There is also no merit to petitioner’s claim that he was denied due process for alleged procedural deficiencies. There is no constitutional defect in having the disciplinary matter proceed before resolution of related criminal charges (see, e.g., Oleshko v New York State Liq. Auth., 29 AD2d 84, affd on opn below 21 NY2d 778). Likewise, we see no constitutional deprivation resulting from the deputization of an Assistant District Attorney who was assigned to related criminal charges to act on behalf of the Department of Health. The Assistant District Attorney was previously aware of the evidence used at the hearing so that his participation could not have been to gain additional information, especially since the transcript of the hearing was to be made public later. Next, although references to related criminal actions are frowned *96upon in disciplinary proceedings (see, Matter of Goomar v Ambach, 136 AD2d 774, 777, appeal dismissed 72 NY2d 908, lv denied 73 NY2d 701), we are of the view that any such references did not sufficiently prejudice petitioner so as to require annulment (supra). It was petitioner’s attorney who broached the subject of the related criminal proceeding and, in any event, the charges sustained are based essentially on petitioner’s own actions and admissions. Next, in considering the nature of the charges and the victim’s age, we find no due process violation in the exclusion of petitioner’s wife from the administrative hearing during the patient’s testimony. Even in criminal proceedings, exclusion of a defendant’s family during a sex crime victim’s testimony is sometimes constitutionally permitted (see, People v Joseph, 59 NY2d 496).
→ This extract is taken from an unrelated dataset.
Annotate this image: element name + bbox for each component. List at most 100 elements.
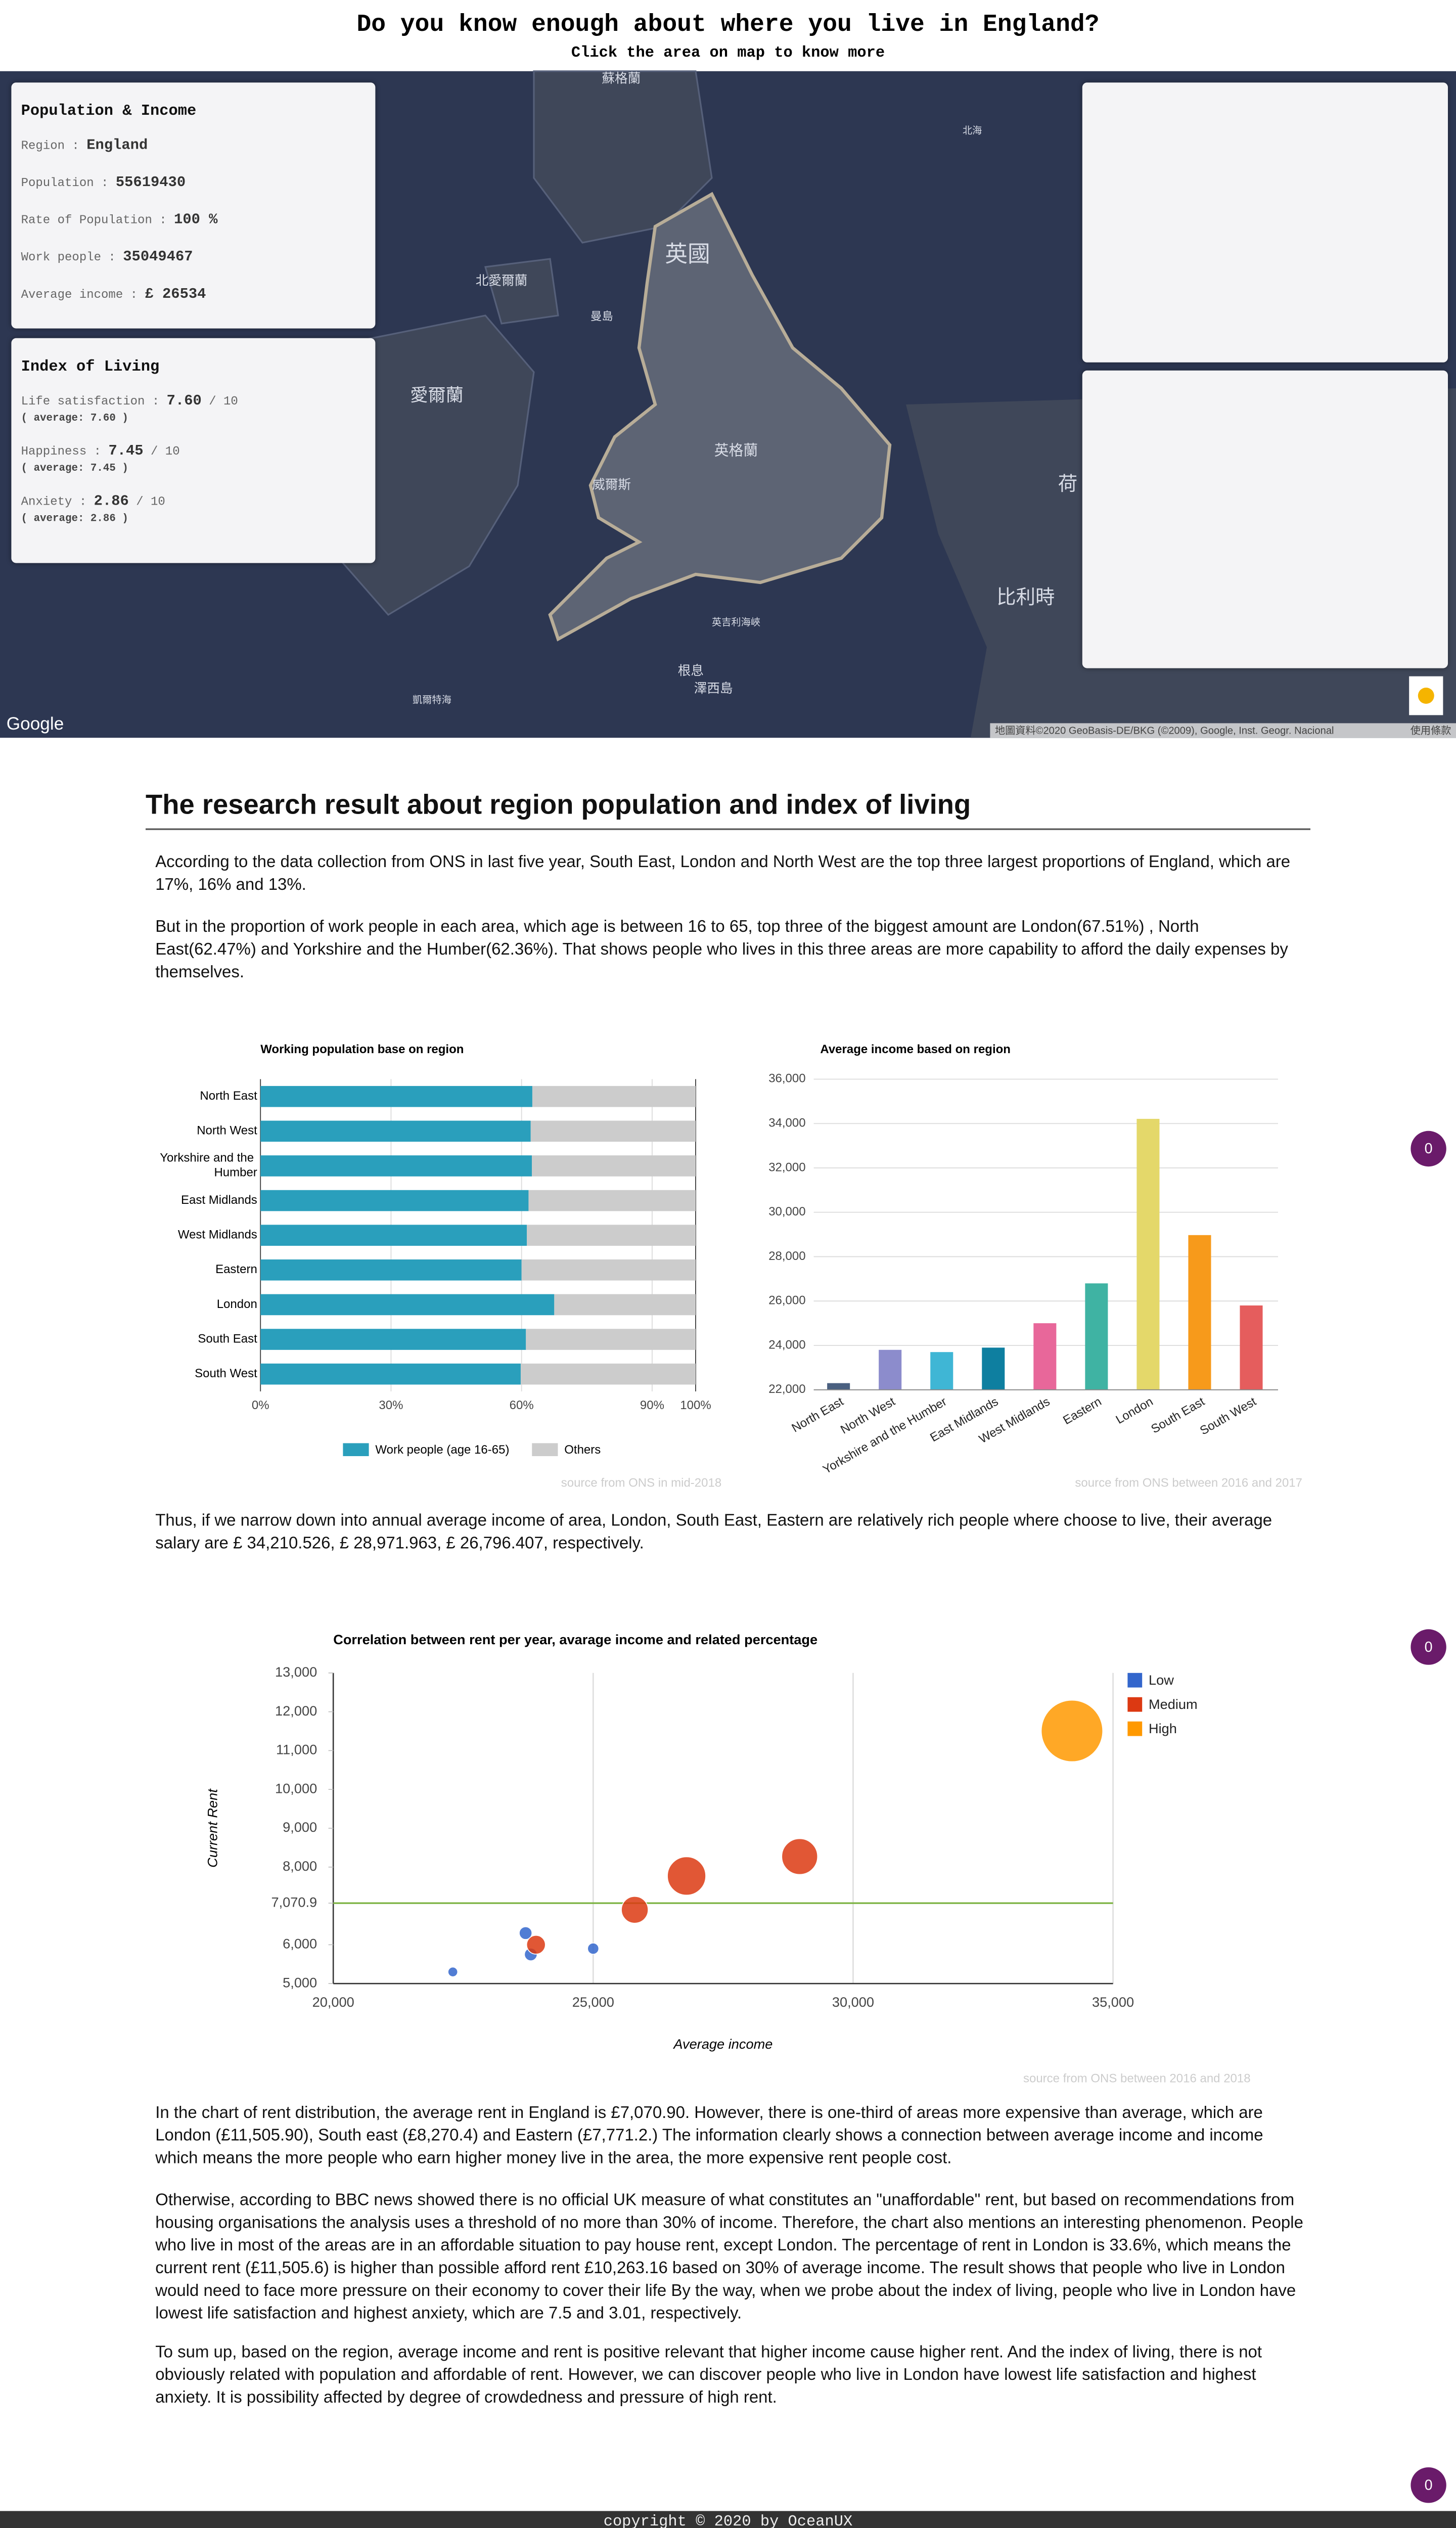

Finally, we reject petitioner’s contention that revocation of his license is a disproportionate penalty. In this regard, we reiterate our reluctance to interfere with a professional licensing authority’s sanction in cases involving sexual misconduct, especially with children (see, Matter of Melone v State of New York Educ. Dept., 115 AD2d 854, 856). Accordingly, considering petitioner’s position of responsibility and respect, the tenor and explicitness of the sexual remarks and the involvement of a minor who had entrusted herself to petitioner’s care, we find insufficient reason to interfere with the penalty imposed.
Weiss, Mikoll, Yesawich, Jr., and Levine, JJ., concur.
Determination confirmed, and petition dismissed, without costs.